I have a question about the memory model on AMD Fusion devices:
As far as I understand on Llano the CPU and GPU work on separate areas of the same physical memory. So a copy is still needed if the CPU works a buffer first and then the GPU works on the same buffer. Is that right?
Has this situation changed with AMD Trinity? On Intel's Ivy Bridge platform it seems that copying data is not necessary any more. Afaik you can simply create a buffer in the CPU-GPU context which can then be accessed by both the CPU and the GPU device without being copied. Is this similar on Trinity?

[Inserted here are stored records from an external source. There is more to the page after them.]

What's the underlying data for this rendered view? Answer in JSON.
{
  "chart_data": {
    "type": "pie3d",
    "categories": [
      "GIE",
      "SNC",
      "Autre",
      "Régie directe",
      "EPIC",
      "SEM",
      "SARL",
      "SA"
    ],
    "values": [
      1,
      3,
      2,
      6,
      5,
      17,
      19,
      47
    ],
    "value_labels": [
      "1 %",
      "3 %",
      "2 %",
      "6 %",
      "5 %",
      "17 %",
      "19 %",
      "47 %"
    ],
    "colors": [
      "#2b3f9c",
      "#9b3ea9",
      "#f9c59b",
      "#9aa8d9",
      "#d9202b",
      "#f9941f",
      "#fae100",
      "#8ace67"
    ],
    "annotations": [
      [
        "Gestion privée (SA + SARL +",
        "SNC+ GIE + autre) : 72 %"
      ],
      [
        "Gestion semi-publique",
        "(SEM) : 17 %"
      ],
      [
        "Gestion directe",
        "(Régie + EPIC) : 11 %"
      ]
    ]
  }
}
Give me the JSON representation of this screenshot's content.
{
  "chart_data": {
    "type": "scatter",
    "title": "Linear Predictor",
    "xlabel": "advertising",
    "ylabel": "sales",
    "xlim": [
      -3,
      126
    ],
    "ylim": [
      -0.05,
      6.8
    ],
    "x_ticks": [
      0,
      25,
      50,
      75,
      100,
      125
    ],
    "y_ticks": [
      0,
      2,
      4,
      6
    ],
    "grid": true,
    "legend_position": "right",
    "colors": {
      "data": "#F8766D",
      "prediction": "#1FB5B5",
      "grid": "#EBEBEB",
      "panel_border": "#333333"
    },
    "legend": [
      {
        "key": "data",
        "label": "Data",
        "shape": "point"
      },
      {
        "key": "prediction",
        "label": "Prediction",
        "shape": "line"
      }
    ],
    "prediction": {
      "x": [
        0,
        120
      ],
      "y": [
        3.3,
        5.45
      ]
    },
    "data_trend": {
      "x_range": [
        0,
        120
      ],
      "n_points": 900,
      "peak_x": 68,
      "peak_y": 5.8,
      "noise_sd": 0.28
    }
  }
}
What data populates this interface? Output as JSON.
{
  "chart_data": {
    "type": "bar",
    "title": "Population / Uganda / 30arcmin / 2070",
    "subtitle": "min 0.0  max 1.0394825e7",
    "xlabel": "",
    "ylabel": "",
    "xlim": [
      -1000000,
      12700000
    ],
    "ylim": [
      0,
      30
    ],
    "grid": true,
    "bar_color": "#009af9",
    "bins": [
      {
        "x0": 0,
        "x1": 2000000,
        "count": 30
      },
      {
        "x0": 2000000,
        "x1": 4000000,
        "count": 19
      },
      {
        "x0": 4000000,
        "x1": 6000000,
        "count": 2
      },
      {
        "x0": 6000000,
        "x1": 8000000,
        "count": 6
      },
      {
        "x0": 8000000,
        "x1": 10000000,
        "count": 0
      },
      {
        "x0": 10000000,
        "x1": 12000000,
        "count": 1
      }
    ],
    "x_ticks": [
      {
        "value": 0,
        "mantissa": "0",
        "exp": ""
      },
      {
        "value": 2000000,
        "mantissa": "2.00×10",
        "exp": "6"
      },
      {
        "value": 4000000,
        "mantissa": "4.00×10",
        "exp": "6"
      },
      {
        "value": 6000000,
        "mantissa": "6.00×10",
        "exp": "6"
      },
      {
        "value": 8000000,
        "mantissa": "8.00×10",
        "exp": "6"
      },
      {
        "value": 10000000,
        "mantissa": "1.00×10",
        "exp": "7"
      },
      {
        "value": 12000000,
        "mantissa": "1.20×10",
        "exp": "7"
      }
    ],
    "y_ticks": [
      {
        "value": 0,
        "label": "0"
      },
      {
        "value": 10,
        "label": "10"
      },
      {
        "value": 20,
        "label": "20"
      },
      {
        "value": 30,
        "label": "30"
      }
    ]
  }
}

This feature is relevant to all platforms supporting zero copy: APUs and discrete GPUs.
Discrete GPU access to host memory is slower than APUs since it passes through pci-e bus.
What about the performance on the APUs? I thought on Llano there's still some overhead when the buffer is not explicitly copied to GPU memory. Is that right? If so, has that situation changed on Trinity?
This is the state of Llano found on page 35 of the presentation Memory System on Fusion APUs:
|Llano Memory State||Local||Uncached||Cacheable|
|GPU Read||17 GB/s||6-12 GB/s||4.5 GB/s|
|GPU Write||12 GB/s||6-12 GB/s||5.5 GB/s|
|CPU Read||< 1GB/s||< 1GB/s||8-13 GB/s|
|CPU Write||8 GB/s||8-13 GB/s||8-13 GB/s|
What a programmer would like is a state that has full bi-directional bandwidth performance for both the CPU and GPU so the programmer isn't constantly worried about this performance table and which flags they need to use on buffer allocation.
I don't think dominik_g's question was fully answered. Dominik_g is correct that there is a penalty on Llano if not copied from CPU Cacheable memory to GPU Local memory.
Does Trinity perform differently? Is there another chart like the one above?
If you find the (attached) presentation "Assessing the relevance of APU for high performance scientific computing" from AFDS12, all of the benchmarks listed for Trinity still use the same memory system found in Llano.
The highest performance option for the benchmarks is to explicitly copy input data from "CPU memory" to "GPU memory" and then copy the output data from "GPU memory" to "CPU memory". This appears to be no different than what is done with discrete GPUs.
So it appears that nothing has changed between Llano and Trinity. What a disappointment.
I'm actually performing some benchmarks (matrix addition, multiplication, reduction, convolution) using an A8 APU and a 5870 GPU.
I get the completion time by varying the device and the allocation strategy (ALLOC_HOST, USE_PERSISTENT_MEM, no flags, ...), where completion time include allocating and initializing the input, executing kernel and retrieving the output.
I determined that for both the discrete and the integrated GPU, using zero-copy input allocation on the host (ALLOC_HOST | READ_ONLY) or zero-copy on the visible device memory lead to best performances.
I think that the best allocation/data-transfer strategy strictly depends on the memory access patterns of the the kernel and of the host.
Resources create with 'CL_MEM_ALLOC_HOST_PTR' are accessed directly by the GPU and CPU with no copy in between.
When you say CPU, is that limited to accesses through an OpenCL kernel running on the CPU device or is the zero copy also true when accessing the same memory from C/C++ host code after a clEnqueueMap?